Ahead of their annual scientific sessions, the American Diabetes Association (ADA) released updates to the Standards of Medical Care in Diabetes—2022 to further outline the potential for cardiovascular and renal protective benefits from newer agents.

With new research from phase 3 trials examining finerenone and SGLT2 inhibitors now included in the guidelines, clinicians have further backing for any decision to prescribe the agents for patients who may be at increased risk of adverse cardiovascular or renal outcomes. However, the data deemed worthy of inclusion in the document are from trials released nearly a year ago or longer and represent a growing recognition of the agents’ roles in preventing risk.

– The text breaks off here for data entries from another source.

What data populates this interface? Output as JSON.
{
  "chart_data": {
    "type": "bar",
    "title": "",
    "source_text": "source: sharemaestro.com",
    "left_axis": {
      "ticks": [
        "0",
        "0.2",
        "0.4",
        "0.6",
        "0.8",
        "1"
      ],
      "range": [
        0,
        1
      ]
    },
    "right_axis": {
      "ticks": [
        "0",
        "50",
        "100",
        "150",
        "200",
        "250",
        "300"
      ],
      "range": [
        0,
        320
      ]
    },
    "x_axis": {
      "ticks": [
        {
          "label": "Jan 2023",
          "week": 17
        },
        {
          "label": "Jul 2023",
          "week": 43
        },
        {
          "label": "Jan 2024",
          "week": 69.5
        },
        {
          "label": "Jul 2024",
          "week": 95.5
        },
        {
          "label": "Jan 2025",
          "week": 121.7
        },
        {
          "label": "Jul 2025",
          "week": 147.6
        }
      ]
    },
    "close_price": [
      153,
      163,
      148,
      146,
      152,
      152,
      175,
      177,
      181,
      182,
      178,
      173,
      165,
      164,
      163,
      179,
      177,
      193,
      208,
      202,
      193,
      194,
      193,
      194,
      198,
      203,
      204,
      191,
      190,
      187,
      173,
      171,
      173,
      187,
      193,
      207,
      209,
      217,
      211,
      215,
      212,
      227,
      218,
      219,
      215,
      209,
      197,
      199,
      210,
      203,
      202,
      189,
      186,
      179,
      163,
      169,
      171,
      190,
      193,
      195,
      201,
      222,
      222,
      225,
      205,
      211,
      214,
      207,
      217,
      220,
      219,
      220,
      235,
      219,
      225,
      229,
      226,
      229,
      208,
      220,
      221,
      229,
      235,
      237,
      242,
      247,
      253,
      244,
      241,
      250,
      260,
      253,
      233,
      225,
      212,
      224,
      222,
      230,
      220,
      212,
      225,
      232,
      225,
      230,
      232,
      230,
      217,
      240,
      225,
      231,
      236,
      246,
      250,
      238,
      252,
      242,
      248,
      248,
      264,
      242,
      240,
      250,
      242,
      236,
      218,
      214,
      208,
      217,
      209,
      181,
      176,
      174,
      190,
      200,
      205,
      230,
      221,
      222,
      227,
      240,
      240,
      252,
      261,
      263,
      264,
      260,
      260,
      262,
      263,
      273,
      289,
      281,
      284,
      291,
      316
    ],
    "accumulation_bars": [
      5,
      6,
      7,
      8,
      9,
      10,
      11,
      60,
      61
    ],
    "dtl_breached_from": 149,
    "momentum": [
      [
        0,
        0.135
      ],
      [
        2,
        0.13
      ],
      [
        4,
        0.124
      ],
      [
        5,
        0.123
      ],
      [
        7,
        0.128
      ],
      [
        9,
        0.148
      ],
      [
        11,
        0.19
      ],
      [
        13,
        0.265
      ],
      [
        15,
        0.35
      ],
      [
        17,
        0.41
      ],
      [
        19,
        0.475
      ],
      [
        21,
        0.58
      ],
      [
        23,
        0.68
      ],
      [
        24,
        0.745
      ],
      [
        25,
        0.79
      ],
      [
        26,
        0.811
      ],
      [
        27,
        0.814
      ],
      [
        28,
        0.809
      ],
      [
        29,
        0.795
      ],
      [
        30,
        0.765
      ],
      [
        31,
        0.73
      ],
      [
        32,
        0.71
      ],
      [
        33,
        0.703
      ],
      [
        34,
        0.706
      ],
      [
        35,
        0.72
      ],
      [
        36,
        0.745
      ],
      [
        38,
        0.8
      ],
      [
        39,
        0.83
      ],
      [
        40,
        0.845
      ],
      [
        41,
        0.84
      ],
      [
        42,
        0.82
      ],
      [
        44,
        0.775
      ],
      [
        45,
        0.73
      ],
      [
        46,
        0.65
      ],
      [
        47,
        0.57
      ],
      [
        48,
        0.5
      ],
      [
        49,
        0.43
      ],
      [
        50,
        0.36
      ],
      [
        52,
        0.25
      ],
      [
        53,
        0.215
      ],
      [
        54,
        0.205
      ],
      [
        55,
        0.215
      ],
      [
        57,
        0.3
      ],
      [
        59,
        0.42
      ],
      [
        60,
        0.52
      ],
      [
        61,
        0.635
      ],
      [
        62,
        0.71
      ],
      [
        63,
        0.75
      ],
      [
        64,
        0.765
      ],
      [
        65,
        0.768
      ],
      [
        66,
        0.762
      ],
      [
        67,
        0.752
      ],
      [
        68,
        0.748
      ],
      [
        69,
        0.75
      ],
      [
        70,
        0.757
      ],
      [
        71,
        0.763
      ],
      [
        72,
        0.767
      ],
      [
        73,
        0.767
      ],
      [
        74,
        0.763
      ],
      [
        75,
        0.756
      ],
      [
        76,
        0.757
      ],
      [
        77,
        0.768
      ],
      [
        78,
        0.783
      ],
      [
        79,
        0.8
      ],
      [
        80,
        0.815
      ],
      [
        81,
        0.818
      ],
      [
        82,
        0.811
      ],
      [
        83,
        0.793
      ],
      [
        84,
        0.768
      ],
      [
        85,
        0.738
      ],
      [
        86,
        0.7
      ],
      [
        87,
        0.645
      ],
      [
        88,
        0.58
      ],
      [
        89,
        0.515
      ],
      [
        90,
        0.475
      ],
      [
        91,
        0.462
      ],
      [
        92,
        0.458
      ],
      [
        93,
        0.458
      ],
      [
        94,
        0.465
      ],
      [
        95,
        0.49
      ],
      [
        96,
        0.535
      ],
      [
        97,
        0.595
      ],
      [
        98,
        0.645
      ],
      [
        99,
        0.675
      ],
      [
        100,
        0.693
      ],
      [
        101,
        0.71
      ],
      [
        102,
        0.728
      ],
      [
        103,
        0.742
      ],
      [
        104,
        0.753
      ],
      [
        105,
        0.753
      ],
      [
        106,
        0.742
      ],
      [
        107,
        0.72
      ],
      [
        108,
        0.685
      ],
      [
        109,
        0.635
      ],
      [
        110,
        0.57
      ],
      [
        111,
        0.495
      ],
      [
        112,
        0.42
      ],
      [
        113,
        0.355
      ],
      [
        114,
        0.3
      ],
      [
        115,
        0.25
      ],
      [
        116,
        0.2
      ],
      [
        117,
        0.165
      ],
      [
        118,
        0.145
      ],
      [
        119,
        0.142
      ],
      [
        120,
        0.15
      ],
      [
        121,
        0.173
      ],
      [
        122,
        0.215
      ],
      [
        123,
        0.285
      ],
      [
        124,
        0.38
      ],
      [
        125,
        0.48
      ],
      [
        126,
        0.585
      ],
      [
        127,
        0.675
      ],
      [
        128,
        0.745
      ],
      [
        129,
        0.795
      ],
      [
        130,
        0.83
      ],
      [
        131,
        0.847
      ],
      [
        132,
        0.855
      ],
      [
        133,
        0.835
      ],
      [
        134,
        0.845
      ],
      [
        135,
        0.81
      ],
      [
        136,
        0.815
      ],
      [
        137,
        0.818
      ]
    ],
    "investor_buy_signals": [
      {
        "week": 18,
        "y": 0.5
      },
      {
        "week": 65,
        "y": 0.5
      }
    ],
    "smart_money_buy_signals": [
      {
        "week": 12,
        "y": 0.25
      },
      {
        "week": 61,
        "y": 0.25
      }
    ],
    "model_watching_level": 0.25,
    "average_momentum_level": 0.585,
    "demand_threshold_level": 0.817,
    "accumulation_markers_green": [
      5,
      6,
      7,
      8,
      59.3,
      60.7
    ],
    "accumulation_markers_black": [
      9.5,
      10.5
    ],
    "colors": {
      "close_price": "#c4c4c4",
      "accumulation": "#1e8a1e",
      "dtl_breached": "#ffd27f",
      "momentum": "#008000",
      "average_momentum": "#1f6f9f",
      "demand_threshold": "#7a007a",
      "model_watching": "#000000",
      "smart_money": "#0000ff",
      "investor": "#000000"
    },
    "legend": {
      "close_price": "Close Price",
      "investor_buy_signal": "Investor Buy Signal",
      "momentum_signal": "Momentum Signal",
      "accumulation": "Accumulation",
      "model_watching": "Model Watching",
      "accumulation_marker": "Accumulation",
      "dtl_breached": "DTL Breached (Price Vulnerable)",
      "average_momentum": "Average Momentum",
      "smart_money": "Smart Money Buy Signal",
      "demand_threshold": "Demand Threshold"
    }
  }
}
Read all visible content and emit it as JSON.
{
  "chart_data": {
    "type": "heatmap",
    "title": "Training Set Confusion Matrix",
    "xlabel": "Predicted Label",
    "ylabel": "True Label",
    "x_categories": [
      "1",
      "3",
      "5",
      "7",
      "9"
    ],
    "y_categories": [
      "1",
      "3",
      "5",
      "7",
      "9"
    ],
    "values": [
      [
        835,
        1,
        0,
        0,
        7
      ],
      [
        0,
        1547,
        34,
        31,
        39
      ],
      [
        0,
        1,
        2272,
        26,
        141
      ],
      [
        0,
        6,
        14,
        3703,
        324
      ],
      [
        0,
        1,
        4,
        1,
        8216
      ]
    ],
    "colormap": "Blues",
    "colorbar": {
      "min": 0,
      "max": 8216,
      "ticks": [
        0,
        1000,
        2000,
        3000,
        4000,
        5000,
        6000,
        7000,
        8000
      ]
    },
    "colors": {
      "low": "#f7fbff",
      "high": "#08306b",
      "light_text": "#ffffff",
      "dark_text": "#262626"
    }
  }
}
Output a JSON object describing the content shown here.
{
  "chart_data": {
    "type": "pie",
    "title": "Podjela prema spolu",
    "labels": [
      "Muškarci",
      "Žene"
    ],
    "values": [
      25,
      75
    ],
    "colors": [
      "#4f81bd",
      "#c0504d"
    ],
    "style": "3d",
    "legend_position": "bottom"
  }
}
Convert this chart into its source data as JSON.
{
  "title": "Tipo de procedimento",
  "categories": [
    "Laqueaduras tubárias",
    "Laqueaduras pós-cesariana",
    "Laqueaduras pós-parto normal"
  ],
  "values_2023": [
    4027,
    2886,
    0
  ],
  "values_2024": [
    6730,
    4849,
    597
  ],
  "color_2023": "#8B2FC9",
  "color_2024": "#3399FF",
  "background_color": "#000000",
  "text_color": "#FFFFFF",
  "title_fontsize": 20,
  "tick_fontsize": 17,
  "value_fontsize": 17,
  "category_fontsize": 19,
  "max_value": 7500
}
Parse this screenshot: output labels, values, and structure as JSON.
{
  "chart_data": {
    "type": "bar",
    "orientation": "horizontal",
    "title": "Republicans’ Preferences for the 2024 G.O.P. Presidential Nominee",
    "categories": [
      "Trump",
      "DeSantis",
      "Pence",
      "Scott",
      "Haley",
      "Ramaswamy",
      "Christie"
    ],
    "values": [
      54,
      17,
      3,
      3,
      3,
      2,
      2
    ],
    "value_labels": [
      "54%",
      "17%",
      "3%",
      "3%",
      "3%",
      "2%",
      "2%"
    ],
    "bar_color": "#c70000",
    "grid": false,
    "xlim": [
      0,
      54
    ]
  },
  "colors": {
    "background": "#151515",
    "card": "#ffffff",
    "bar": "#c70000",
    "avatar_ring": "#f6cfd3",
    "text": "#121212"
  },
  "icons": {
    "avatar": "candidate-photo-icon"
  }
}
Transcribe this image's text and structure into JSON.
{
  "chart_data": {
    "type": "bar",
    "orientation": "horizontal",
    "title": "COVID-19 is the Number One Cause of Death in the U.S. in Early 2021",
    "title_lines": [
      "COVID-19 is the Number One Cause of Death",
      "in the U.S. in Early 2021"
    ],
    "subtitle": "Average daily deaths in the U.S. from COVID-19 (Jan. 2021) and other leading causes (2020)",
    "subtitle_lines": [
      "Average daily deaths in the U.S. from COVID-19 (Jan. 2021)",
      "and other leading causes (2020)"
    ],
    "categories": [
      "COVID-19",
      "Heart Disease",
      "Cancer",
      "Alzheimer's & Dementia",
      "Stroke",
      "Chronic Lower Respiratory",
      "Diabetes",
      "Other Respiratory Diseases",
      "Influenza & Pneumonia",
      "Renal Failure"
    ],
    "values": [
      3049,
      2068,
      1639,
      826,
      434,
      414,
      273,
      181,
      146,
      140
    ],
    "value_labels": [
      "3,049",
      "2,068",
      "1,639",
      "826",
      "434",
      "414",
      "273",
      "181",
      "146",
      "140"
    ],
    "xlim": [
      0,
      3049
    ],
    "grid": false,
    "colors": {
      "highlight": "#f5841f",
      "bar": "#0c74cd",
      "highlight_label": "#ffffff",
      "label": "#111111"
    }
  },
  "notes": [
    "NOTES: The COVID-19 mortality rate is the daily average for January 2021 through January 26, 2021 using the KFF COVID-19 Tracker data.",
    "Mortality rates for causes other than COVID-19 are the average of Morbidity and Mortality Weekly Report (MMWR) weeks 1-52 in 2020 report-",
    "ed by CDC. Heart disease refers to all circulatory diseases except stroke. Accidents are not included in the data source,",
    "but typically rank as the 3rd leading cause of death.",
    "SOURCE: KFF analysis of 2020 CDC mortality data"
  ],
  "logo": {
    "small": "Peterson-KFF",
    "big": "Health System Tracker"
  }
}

As such, the ADA’s amendment to include this data did not come as a surprise to those in the field. During an interview ahead of the ADA 82nd Scientific Sessions, Endocrinology Network asked Naomi Fisher, MD, director of Hypertension Service and Hypertension Specialty Clinic at Brigham and Women’s and associate professor in the division of Endocrinology, Diabetes and Hypertension at Harvard Medical School, to get her reaction to the move and how she thinks it may impact patients moving forward.

Endocrinology Network: What was your reaction to the ADA’s inclusion of finerenone and SGLT2 inhibitors in their Standards of Care, specifically the portions addressing management of cardiovascular and renal risk?

Fisher: It's been quite remarkable, both the rate at which we have new pharmacology and the rate at which adaption is being carried out. On very small scale, local levels, I see endocrinologists conversing with cardiologists. I see combined Grand Rounds. I see guidelines that are being jointly written. I see cardiologists reaching out to endocrinology colleagues and saying, "Well, I'm comfortable prescribing this, but maybe not this, and how am I going to help?"

So, it's really been really unprecedented. We have dramatic gains in cardiovascular benefit from drugs that were really developed in the world of diabetes that had been co-opted by cardiology. Now, we may find their primary role in cardiology or in nephrology is for the prevention of progression of kidney disease. Here, we have nondiabetologists who are in many institutions prescribing these drugs more than their counterparts in primary care.

So, you've hit upon a very, very real phenomenon. I would say the community is on it. There are lots of combined forces, combined guidelines, and, now, there's talk about combined fellowship programs where we're going to be training fellows who will have expertise in cardiovascular, endocrinology, and metabolic diseases to really have expertise in multiple areas because we're really starting to understand just how closely these are really intertwined.